Although it's been a U.S. fixture for decades, ALDI is "truly a retail giant" now, Paglia stressed. Over the past five years, ALDI's sales grew 53 percent, while its store count increased by 27 percent. It is now a $12 billion retailer, and by the start of next decade, will boast more than 2,000 stores and approximately $20 billion in sales. And more than 90 percent of the items ALDI offers are under its private brands.
And more growth is in the works. Kantar Retail projects that ALDI will grow at twice the rate of The Kroger Co. and three times the rate of Walmart in the next five years, he said. ALDI is opening stores that are "vibrant and engaging," redefining what a value retailer can be. The retailer also makes "a very clear brand promise," invests in easy-to-understand signage and is even getting into the "better-for-you" arena in a big way.
"It is raising the bar in terms of what a discounter can sell," Paglia said.
Consumers are taking notice. In the years since 2009, ALDI's shopper base has continued to expand, he said. Moreover, approximately 20 percent of ALDI shoppers now report that they spend the most money on food/groceries at ALDI stores.
"That's a rousing endorsement for this format," Paglia noted.
Lidl US, meanwhile, is "the devil that folks don't know," but the one he believes U.S. retailers should be most worried about.
"They're coming in a big way," Paglia said, noting that Lidl's plan calls for opening 500 stores in the United States, beginning in 2018. The first stores, destined for the mid-Atlantic states, are expected to be approximately 36,000 square feet — larger than ALDI's U.S. stores, as well as Lidl's European stores.
Lidl's strategy for quite some time has been to launch with a "splash," undercutting price leaders and using private label (about 80 percent of its assortment) as a competitive tool to create "complete chaos," Paglia explained. When the dust settles, the retailer then is expected tweak its assortment, store layout and messaging to maintain both relevance and momentum.
But retailers need to expect the unexpected, as Lidl is "a moving target" that will continue to reinvent itself after that point, he added. The retailer also excels at adapting to regional differences, wants and needs — and spends a disproportionate amount of money on marketing.

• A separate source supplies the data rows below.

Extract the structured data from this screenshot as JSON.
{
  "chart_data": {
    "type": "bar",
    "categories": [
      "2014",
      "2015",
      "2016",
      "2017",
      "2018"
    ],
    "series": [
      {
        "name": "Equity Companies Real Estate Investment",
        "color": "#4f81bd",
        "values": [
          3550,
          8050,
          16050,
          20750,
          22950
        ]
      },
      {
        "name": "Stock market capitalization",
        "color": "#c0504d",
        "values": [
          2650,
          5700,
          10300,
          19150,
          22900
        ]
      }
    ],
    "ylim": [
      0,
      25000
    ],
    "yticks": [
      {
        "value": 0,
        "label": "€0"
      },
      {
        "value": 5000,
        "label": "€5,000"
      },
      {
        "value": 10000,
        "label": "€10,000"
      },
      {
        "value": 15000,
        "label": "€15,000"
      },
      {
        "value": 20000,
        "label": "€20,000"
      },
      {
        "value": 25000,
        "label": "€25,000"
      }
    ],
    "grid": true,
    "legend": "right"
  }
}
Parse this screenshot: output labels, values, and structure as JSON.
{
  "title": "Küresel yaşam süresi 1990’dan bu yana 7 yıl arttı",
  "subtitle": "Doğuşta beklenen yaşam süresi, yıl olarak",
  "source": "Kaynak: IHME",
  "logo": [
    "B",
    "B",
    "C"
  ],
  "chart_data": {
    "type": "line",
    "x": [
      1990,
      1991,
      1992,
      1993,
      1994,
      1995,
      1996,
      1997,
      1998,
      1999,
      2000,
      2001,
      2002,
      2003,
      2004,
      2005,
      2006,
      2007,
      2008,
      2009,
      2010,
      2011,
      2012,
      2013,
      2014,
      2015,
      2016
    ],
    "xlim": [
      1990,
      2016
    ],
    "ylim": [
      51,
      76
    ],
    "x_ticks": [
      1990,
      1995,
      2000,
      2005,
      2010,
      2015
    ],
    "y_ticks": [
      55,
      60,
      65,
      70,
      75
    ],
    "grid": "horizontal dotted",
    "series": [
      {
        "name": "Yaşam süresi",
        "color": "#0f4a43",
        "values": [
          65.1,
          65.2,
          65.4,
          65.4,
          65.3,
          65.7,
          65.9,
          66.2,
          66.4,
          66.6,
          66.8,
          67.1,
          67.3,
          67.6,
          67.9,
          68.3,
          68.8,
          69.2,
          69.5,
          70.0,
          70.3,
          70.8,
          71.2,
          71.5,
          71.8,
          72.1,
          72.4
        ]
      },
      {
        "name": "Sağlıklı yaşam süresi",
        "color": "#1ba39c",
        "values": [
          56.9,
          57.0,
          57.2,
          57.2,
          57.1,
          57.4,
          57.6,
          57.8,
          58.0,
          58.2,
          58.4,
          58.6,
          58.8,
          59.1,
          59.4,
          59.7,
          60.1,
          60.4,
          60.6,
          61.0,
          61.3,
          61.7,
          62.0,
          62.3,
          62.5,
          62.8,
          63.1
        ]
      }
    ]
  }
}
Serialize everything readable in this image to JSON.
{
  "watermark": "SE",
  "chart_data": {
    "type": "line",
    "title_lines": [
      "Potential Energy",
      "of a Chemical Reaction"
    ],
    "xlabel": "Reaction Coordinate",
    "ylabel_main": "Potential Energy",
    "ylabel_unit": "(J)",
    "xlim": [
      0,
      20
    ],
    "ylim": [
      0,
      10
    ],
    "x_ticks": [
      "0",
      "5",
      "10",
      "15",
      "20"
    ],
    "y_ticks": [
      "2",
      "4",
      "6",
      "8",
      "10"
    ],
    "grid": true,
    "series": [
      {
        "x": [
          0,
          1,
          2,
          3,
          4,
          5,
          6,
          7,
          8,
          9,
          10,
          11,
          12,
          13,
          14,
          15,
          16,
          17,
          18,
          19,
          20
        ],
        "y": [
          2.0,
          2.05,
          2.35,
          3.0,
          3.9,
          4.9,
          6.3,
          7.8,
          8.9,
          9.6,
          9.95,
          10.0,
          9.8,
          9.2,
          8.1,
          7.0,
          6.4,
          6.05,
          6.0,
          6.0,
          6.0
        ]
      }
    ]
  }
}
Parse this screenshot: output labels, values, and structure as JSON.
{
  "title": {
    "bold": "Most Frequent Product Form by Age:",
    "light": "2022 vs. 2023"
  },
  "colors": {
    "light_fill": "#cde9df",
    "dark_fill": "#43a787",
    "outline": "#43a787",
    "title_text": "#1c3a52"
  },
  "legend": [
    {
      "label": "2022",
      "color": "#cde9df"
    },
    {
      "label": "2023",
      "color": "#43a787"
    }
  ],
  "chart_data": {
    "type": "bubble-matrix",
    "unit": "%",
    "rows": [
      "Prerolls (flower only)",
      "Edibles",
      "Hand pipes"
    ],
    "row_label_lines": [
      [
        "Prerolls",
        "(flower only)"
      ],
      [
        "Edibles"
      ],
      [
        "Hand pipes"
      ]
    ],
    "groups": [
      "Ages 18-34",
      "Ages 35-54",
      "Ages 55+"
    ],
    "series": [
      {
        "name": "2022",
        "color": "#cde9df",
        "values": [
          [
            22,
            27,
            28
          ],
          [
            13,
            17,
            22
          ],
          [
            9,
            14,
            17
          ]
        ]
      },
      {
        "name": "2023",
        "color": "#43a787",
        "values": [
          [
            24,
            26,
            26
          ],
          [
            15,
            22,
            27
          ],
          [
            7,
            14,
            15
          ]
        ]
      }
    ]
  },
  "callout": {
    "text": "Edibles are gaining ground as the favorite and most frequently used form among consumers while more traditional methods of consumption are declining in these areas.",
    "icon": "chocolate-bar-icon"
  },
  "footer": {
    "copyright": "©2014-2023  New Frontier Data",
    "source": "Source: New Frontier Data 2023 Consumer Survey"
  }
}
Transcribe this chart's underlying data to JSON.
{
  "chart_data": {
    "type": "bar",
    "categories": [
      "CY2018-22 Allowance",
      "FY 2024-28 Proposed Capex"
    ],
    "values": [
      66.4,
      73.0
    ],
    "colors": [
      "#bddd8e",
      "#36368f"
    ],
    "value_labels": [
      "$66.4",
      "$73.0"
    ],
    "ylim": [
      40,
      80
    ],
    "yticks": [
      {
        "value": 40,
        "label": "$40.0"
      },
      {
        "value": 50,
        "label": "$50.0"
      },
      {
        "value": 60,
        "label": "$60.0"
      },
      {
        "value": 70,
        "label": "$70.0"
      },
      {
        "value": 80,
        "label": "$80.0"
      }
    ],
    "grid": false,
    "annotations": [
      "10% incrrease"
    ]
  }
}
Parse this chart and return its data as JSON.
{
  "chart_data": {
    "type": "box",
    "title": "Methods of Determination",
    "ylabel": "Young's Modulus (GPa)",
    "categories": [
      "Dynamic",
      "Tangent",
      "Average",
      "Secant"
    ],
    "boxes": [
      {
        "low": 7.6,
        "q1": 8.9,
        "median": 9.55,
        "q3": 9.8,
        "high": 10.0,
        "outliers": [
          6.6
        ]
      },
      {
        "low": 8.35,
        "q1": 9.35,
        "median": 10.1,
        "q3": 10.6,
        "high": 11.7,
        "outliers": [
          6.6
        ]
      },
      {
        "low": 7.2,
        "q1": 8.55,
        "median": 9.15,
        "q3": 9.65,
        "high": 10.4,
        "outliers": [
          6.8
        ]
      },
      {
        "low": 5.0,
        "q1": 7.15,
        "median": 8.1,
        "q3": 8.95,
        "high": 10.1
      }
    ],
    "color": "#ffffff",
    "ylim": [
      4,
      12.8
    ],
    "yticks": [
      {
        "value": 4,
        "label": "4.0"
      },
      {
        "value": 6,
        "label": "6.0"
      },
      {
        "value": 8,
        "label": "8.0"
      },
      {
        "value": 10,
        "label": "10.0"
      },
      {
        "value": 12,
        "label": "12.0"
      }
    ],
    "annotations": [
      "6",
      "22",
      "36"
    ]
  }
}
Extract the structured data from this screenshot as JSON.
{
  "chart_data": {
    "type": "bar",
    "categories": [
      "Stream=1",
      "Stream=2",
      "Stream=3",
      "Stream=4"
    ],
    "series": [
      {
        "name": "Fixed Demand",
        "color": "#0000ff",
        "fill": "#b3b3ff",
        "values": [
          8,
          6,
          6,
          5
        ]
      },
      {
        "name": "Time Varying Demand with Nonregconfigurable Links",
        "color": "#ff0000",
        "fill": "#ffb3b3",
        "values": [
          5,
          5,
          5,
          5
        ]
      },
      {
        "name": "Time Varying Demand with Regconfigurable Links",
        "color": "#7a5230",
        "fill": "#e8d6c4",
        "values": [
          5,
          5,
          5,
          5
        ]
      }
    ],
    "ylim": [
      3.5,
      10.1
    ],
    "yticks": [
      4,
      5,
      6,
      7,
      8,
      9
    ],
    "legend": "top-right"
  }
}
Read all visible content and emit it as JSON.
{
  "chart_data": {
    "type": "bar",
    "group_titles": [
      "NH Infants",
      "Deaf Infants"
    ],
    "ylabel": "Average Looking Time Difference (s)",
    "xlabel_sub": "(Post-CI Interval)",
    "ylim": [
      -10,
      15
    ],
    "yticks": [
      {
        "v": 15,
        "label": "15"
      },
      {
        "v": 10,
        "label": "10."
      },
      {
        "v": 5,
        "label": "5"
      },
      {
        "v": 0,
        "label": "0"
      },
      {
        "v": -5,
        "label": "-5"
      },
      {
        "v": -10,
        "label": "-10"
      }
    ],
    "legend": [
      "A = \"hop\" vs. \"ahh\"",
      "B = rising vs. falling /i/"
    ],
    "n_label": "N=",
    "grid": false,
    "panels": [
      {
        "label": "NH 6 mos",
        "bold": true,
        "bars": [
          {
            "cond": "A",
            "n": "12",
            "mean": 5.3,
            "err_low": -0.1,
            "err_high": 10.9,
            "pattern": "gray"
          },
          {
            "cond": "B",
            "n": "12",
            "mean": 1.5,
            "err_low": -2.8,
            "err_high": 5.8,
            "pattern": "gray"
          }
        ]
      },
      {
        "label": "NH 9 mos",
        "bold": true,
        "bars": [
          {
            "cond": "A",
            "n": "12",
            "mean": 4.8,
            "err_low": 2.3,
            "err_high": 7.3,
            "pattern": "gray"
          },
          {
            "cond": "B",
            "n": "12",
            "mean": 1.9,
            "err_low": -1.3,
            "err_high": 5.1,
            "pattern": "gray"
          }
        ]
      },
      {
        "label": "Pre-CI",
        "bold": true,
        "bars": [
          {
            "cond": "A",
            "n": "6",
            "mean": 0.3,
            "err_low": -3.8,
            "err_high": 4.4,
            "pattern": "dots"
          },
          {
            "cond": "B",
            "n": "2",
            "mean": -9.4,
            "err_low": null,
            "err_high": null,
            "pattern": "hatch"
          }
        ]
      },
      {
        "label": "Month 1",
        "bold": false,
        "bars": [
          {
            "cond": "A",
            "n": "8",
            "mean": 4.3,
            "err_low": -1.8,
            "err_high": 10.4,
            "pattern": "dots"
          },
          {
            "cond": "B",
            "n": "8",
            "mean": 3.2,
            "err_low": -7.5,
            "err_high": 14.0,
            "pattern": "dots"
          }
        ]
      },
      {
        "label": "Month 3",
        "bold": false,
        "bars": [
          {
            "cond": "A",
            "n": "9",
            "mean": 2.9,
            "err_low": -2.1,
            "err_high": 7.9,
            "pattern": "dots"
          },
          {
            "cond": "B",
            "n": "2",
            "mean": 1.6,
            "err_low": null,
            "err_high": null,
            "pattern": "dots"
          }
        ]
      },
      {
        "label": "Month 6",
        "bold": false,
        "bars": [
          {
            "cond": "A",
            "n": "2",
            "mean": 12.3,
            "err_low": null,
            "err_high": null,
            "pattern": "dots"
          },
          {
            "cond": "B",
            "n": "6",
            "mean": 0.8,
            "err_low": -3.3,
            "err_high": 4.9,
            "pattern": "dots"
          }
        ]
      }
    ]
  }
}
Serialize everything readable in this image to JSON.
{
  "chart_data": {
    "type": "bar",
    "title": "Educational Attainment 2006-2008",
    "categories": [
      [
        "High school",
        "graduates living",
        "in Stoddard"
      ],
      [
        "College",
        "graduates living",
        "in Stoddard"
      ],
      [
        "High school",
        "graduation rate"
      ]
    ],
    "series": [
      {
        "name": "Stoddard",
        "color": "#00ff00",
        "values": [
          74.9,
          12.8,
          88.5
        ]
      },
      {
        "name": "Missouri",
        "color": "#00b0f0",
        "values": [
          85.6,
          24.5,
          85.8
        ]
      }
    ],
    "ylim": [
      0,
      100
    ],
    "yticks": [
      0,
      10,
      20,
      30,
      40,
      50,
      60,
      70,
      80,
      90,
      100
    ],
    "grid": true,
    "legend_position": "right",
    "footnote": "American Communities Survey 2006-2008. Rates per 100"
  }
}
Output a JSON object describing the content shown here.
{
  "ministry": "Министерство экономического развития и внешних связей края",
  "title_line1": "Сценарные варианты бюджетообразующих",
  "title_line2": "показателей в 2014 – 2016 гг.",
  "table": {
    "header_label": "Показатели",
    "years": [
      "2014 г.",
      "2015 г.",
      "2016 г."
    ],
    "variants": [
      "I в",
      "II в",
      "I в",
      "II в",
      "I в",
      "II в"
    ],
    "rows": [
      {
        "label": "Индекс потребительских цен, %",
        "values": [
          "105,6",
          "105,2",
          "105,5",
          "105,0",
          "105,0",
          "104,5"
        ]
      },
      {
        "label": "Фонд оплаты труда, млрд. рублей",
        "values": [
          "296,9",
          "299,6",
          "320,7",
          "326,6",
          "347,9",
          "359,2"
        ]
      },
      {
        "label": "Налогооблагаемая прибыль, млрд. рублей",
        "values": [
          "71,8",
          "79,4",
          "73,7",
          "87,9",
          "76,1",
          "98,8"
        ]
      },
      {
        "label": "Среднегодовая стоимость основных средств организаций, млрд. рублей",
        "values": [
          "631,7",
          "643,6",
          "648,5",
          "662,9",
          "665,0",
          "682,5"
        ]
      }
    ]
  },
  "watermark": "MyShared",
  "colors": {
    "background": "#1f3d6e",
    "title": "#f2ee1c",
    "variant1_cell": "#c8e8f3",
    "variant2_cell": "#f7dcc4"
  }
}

"Everyone's going to feel the pressure" of Lidl's arrival, but not equally, he stressed. The most pressured will be conventional "undifferentiated" grocery retailers, followed by ALDI and then Walmart. Dollar stores and differentiated grocers such as Publix, Wegmans and Kroger should be impacted the least.
To prepare for Lidl's arrival — and ALDI's continued growth — retailers will need to develop a more granular understanding of their shoppers — their needs and behaviors — and align the brand position accordingly. They also will need to "elevate the in-store game" to give shoppers a value that can't be replicated and collaborate with their suppliers to "win together."